Sedangkan usia Yaqin waktu itu sekitar 23 tahun. Tetapi mereka sudah
berkomitmen untuk menikah.
Istrinya Yaqin cantik, putih, murah senyum dan tutur katanya
halus. Tetapi kecantikannya tertutup sangat rapi. Dia juga hafal Al-Qur’an di
usia yang relatif sangat muda , Subhanallah…
Sejak awal menikah, ketika memasuki bulan kedelapan di
usia pernikahan mereka, istrinya sering muntah-muntah dan pusing silih
berganti… Awalnya mereka mengira “morning sickness” karena waktu itu istrinya
hamil muda.
Akan tetapi, selama hamil bahkan setelah melahirkanpun
istrinya masih sering pusing dan muntah-muntah. Ternyata itu akibat dari
penyakit ginjal yang dideritanya.
Satu bulan terakhir ini, ternyata penyakit yang
diderita istrinya semakin parah..
Yaqin bilang, kalau istrinya harus menjalani rawat
inap akibat sakit yang dideritanya. Dia juga menyampaikan bahwa kondisi
istrinya semakin kurus, bahkan berat badannya hanya 27 KG. Karena harus cuci
darah setiap 2 hari sekali dengan biaya jutaan rupiah untuk sekali cuci darah.
Namun Yaqin tak peduli berapapun biayanya, yang
terpenting istrinya bisa sembuh.
Pertengahan bulan Ramadhan, mereka masih di rumah
sakit. Karena, selain penyakit ginjal, istrinya juga mengidap kolesterol.
Setelah kolesterolnya diobati, Alhamdulillah sembuh. Namun, penyakit lain
muncul yaitu jantung.

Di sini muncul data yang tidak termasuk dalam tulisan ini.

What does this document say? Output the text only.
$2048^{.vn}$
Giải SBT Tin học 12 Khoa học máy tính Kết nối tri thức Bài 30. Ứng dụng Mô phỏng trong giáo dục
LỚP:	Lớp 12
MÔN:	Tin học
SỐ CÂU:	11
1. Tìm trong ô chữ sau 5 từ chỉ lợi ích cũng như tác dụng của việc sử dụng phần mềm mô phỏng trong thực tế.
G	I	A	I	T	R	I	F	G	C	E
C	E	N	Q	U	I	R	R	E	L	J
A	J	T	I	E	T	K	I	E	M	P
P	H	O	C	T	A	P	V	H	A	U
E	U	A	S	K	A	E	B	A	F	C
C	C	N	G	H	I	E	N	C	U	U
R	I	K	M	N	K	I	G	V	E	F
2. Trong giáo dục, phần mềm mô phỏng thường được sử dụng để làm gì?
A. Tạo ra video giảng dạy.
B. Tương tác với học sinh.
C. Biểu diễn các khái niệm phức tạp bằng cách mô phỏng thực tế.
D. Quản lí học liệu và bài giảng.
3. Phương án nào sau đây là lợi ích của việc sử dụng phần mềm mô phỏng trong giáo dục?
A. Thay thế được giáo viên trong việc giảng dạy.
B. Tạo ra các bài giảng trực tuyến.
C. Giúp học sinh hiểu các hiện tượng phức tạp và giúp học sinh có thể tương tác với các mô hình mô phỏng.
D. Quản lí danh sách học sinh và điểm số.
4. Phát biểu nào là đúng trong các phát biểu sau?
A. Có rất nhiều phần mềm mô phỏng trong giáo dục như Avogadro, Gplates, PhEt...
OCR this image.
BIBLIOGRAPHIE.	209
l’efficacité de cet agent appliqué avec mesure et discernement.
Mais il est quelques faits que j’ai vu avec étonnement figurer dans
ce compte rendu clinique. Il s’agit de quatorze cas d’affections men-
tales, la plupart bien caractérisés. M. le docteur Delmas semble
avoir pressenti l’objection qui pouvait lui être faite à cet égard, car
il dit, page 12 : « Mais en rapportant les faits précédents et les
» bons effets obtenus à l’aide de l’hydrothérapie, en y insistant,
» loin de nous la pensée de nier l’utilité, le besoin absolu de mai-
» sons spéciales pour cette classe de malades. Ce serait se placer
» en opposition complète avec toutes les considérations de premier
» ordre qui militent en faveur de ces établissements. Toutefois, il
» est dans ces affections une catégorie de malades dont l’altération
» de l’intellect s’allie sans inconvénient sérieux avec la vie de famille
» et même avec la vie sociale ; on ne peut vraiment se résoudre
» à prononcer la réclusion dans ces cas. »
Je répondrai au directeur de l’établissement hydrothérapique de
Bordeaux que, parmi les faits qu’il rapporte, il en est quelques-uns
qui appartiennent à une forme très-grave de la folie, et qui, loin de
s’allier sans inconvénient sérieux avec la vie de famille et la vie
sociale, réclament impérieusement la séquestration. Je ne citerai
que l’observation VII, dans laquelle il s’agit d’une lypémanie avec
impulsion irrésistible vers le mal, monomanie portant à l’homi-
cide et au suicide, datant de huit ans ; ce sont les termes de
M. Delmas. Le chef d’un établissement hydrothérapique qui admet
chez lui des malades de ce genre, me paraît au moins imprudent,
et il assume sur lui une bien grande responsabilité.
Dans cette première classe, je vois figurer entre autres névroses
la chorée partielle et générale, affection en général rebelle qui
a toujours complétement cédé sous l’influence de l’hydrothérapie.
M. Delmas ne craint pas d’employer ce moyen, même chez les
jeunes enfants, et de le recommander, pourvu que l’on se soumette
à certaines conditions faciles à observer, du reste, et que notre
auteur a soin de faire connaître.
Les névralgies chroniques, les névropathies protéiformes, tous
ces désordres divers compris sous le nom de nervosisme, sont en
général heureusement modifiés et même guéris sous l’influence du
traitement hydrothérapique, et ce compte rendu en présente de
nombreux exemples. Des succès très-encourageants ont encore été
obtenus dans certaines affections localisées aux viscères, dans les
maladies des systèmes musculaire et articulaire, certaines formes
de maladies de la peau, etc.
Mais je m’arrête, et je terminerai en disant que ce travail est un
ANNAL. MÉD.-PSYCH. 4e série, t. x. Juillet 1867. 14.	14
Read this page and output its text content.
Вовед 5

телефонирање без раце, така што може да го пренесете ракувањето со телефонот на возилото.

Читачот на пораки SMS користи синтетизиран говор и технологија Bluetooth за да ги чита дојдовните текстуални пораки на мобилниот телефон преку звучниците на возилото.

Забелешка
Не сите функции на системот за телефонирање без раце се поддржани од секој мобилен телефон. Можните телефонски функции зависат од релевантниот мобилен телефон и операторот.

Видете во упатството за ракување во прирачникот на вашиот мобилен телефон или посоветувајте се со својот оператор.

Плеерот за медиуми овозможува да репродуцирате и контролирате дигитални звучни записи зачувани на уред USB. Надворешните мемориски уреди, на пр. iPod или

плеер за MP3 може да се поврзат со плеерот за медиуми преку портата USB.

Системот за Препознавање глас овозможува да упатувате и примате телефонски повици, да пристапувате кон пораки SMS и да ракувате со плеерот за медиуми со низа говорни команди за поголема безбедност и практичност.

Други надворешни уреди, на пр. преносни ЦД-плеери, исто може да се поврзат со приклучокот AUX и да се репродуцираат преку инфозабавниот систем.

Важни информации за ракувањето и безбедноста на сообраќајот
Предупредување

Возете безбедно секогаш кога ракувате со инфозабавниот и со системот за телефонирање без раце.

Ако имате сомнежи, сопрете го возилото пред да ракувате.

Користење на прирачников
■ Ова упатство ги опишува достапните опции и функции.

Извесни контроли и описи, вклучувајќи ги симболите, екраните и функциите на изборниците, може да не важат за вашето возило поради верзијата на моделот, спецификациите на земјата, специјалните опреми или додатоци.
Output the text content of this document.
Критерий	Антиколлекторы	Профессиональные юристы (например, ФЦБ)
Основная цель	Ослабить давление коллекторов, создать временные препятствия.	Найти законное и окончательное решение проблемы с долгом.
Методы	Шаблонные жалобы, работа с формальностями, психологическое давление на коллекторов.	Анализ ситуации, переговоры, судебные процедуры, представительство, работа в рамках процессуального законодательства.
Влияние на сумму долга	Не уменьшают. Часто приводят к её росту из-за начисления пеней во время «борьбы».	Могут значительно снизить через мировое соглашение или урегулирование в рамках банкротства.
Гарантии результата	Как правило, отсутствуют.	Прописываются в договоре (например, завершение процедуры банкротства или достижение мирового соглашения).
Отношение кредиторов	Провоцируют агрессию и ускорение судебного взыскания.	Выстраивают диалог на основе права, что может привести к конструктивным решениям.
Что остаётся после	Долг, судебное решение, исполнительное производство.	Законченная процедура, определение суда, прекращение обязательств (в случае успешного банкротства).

Diobati lagi, sembuh… Ternyata ada masalah dengan
paru-parunya. Diobati lagi, Alhamdulillah sembuh.
oOo
Suatu ketika , Istrinya sempat merasakan ada yang aneh
dengan matanya. “Bi, ada apa dengan pandangan Ummi?? Ummi tidak dapat melihat
dengan jelas.” Mereka memang saling memanggil dengan “Ummy” dan ” Abi” .
sebagai panggilan mesra. “kenapa Mi ?” Yaqin agak panik “Semua terlihat kabur.”
Dalam waktu yang hampir bersamaan, darah tinggi juga menghampiri dirinya…
Subhanallah, sungguh dia sangat sabar walau banyak penyakit dideritanya…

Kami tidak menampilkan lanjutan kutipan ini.